The court did not explain its order, stating that the motions were denied.
AARP told the court Tuesday that the Labor Department's failure to appeal the court's ruling vacating the rule opened the door for intervention by the retiree advocacy group.
"Although the government once 'vigorously defended' the rule, … it no longer does so here now that the rehearing deadline has passed," AARP said, referring to Labor being required to file an appeal by April 30.
"Under standard intervention principles, that turn of events warrants granting AARP's motion to intervene," AARP attorneys Mary Ellen Signorille and Deepak Gupta wrote.
AARP along with state attorneys general from California, Oregon and New York filed motions on April 28 to intervene in the case.
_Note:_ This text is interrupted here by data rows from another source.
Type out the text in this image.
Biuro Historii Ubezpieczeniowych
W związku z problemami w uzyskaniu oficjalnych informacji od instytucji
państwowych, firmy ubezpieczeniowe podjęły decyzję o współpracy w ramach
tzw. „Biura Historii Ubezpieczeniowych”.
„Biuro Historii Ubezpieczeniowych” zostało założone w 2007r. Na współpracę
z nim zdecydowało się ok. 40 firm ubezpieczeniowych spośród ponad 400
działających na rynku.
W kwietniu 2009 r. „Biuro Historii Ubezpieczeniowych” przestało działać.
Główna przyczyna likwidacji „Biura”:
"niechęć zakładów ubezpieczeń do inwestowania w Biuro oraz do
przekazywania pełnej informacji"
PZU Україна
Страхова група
AARP said in a Wednesday statement that the group is "disappointed in today's court decision denying AARP the right to intervene in the Fifth Circuit case to protect the retirement advice provided to our members and other Americans saving for retirement," adding that AARP "will continue its efforts to fight on behalf of consumers who want financial advice in their best interest."
Eugene Scalia, the lead Gibson, Dunn & Crutcher attorney who argued against Labor's rule before the 5th Circuit and represents the plaintiffs — including the U.S. Chamber of Commerce, the Securities Industry and Financial Markets Association and the Financial Services Institute — argued in an April 30 filing with the court that AARP and the state attorneys general "have delayed until the last moment to file intervention motions to seek rehearing en banc," adding that their delay "is unjustifiable" and should be denied.
Scalia also argued that the AARP and state AGs' requests failed to satisfy the standard for emergency relief.
Chamber, FSI, Financial Services Roundtable, Insured Retirement Institute and SIFMA released a statement after the 5th Circuit ruling that the groups "are pleased the Fifth Circuit denied the motions to intervene, and that the Department of Labor's unlawful 2016 fiduciary rule is at an end." The SEC, not the DOL, the groups said, "is the appropriate regulator in this area, and we look forward to working with the SEC on the current proposed rulemaking to establish a best interest standard across all accounts, and not just retirement accounts."